Yeni saldırının çoklu amacı var

Kemal Can

Kemal Can

  • Gazeteci-yazar Kemal Can, iktidarın 'milliyetçilik' ve 'terör' manipülasyonuyla manevra yapabildiğini ve muhalefetin bir bölümünü dizayn edebildiğini anımsatarak, planlanan yeni saldırıların da siyasi atmosferi etkileme amacı taşıdığını söyledi.
  • Saldırıların ayrıca ihtiyaç duyulan ‘zafer’ illüzyonunu yaratmak, uluslararası alanda pazarlık gücünün arttığını göstermek, göçmen meselesiyle ilişkilendirmek gibi çeşitli kullanım imkanlarına da işaret eden Can, şunları kaydetti. 
  • "Etkileri sadece seçmen aritmetiği ile sınırlı değil. İktidar ittifakının iç dengelerinde, iktidarın devlet ve milliyetçiliğin baskın olduğu ideolojik ayağında, ayrıca da muhalefetin içinden geçen siyasi fay hatlarında önemli karşılıkları var."

7 Haziran - 1 Kasım 2015 sürecinde siyasi tercihlerin belirleyicisi olan gerilim konularının hala aktif olduğunu belirten gazeteci Kemal Can, “İktidarın da böyle gerilim imkanlarını aynı sonucu alamayacak olsa bile yine kullanma niyetini gösteren çok işaret var” dedi.
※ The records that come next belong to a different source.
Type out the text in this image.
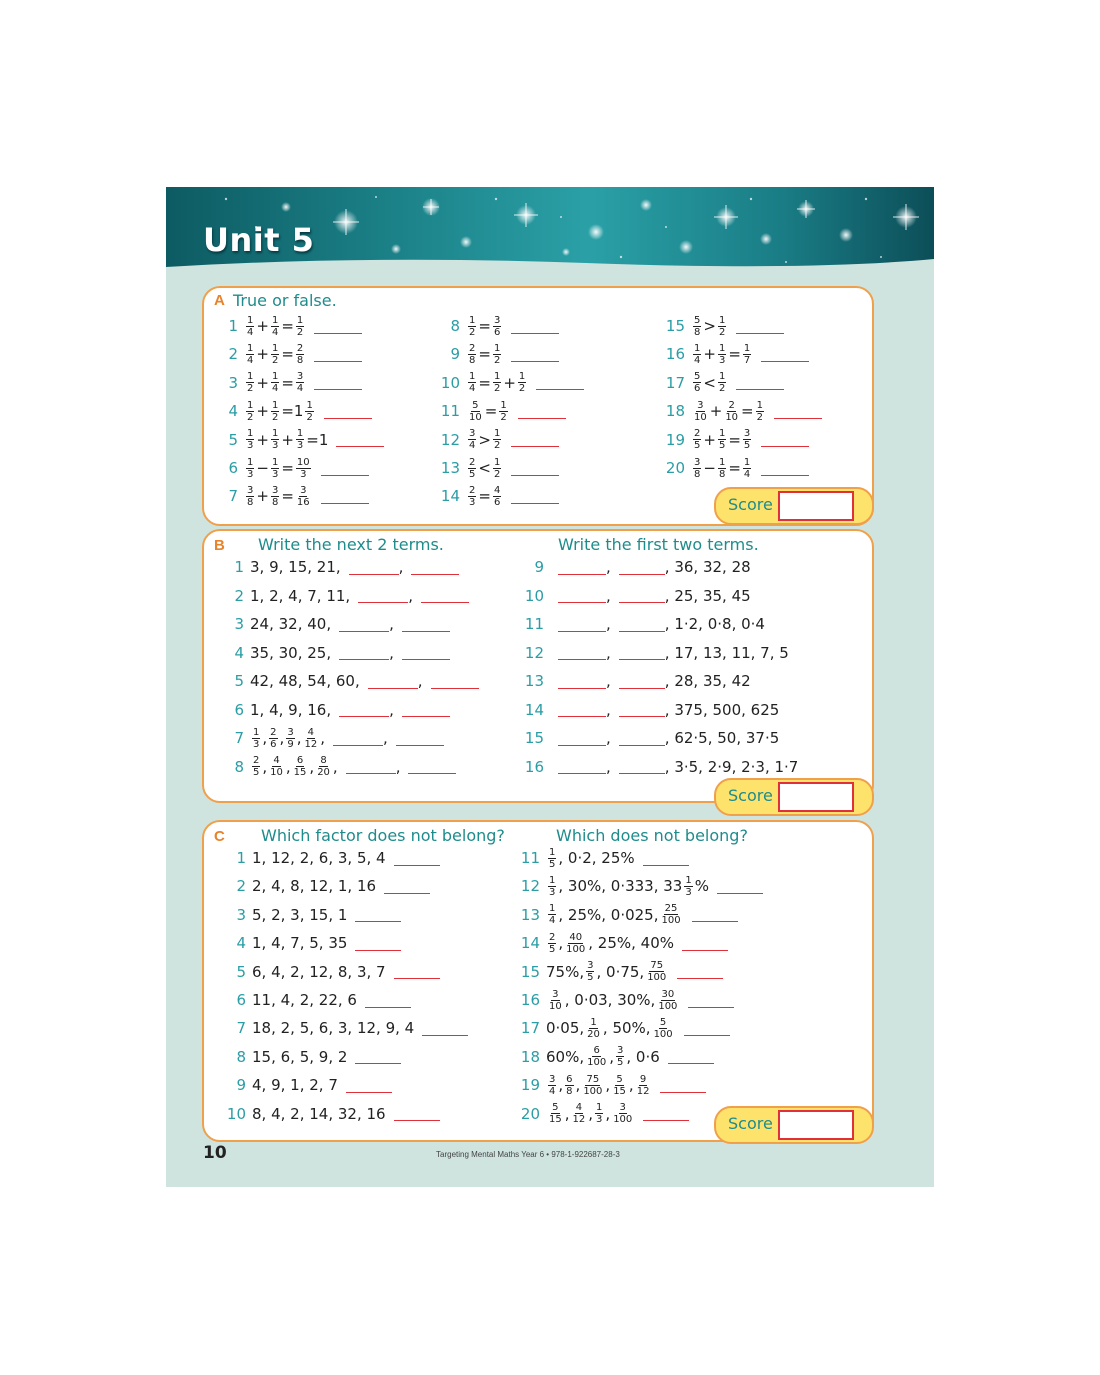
Unit 5
A True or false.
$1 \frac{1}{4} + \frac{1}{4} = \frac{1}{2}$
$2 \frac{1}{4} + \frac{1}{2} = \frac{2}{8}$
$3 \frac{1}{2} + \frac{1}{4} = \frac{3}{4}$
$4 \frac{1}{2} + \frac{1}{2} = 1 \frac{1}{2}$
$5 \frac{1}{3} + \frac{1}{3} + \frac{1}{3} = 1$
$6 \frac{1}{3} - \frac{1}{3} = \frac{10}{3}$
$7 \frac{3}{8} + \frac{3}{8} = \frac{3}{16}$
$8 \frac{1}{2} = \frac{3}{6}$
$9 \frac{2}{8} = \frac{1}{2}$
$10 \frac{1}{4} = \frac{1}{2} + \frac{1}{2}$
$11 \frac{5}{10} = \frac{1}{2}$
$12 \frac{3}{4} > \frac{1}{2}$
$13 \frac{2}{5} < \frac{1}{2}$
$14 \frac{2}{3} = \frac{4}{6}$
$15 \frac{5}{8} > \frac{1}{2}$
$16 \frac{1}{4} + \frac{1}{3} = \frac{1}{7}$
$17 \frac{5}{6} < \frac{1}{2}$
$18 \frac{3}{10} + \frac{2}{10} = \frac{1}{2}$
$19 \frac{2}{5} + \frac{1}{5} = \frac{3}{5}$
$20 \frac{3}{8} - \frac{1}{8} = \frac{1}{4}$
Score
B Write the next 2 terms.	Write the first two terms.
1 3, 9, 15, 21,	,
2 1, 2, 4, 7, 11,	,
3 24, 32, 40,	,
4 35, 30, 25,	,
5 42, 48, 54, 60,	,
6 1, 4, 9, 16,	,
$7 \frac{1}{3}$ , $\frac{2}{6}$ , $\frac{3}{9}$ , $\frac{4}{12}$ ,	,
$8 \frac{2}{5}$ , $\frac{4}{10}$ , $\frac{6}{15}$ , $\frac{8}{20}$ ,	,
9	,	, 36, 32, 28
10	,	, 25, 35, 45
11	,	, 1·2, 0·8, 0·4
12	,	, 17, 13, 11, 7, 5
13	,	, 28, 35, 42
14	,	, 375, 500, 625
15	,	, 62·5, 50, 37·5
16	,	, 3·5, 2·9, 2·3, 1·7
Score
C Which factor does not belong?	Which does not belong?
1 1, 12, 2, 6, 3, 5, 4
2 2, 4, 8, 12, 1, 16
3 5, 2, 3, 15, 1
4 1, 4, 7, 5, 35
5 6, 4, 2, 12, 8, 3, 7
6 11, 4, 2, 22, 6
7 18, 2, 5, 6, 3, 12, 9, 4
8 15, 6, 5, 9, 2
9 4, 9, 1, 2, 7
10 8, 4, 2, 14, 32, 16
$11 \frac{1}{5}$ , 0·2, 25%
$12 \frac{1}{3}$ , 30%, 0·333, $33 \frac{1}{3}$ %
$13 \frac{1}{4}$ , 25%, 0·025, $\frac{25}{100}$
$14 \frac{2}{5}$ , $\frac{40}{100}$ , 25%, 40%
15 75%, $\frac{3}{5}$ , 0·75, $\frac{75}{100}$
$16 \frac{3}{10}$ , 0·03, 30%, $\frac{30}{100}$
17 0·05, $\frac{1}{20}$ , 50%, $\frac{5}{100}$
18 60%, $\frac{6}{100}$ , $\frac{3}{5}$ , 0·6
$19 \frac{3}{4}$ , $\frac{6}{8}$ , $\frac{75}{100}$ , $\frac{5}{15}$ , $\frac{9}{12}$
$20 \frac{5}{15}$ , $\frac{4}{12}$ , $\frac{1}{3}$ , $\frac{3}{100}$	Score
10	Targeting Mental Maths Year 6 • 978-1-922687-28-3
Türkiye iktidar değişimine yol açacak seçim süreci yaklaştıkça AKP-MHP iktidarı, savaş, baskı ve gerilim siyasetinde vites yükseltti. Federe Kürdistan’a Nisan'da saldırı başlatan hükümet, aynı yöntemi Kuzey-Doğu Suriye kentleriyle sürdürmenin yollarını arıyor. Bir yandan da iç kamuoyunu militarist politikalar etrafında toplamaya çalışan iktidarın, 7 Haziran - 1 Kasım 2015 seçimlerinde yaşanan hukuk dışı uygulamaları yineleyeceği yönünde peş peşe açıklamalar geliyor. Gazeteci-yazar Kemal Can, iç ve dış siyasette gerilimi arttıran hükümetin politikaları ve olası gelişmeleri, MA'dan Fırat Can Arslan'a değerlendirdi. 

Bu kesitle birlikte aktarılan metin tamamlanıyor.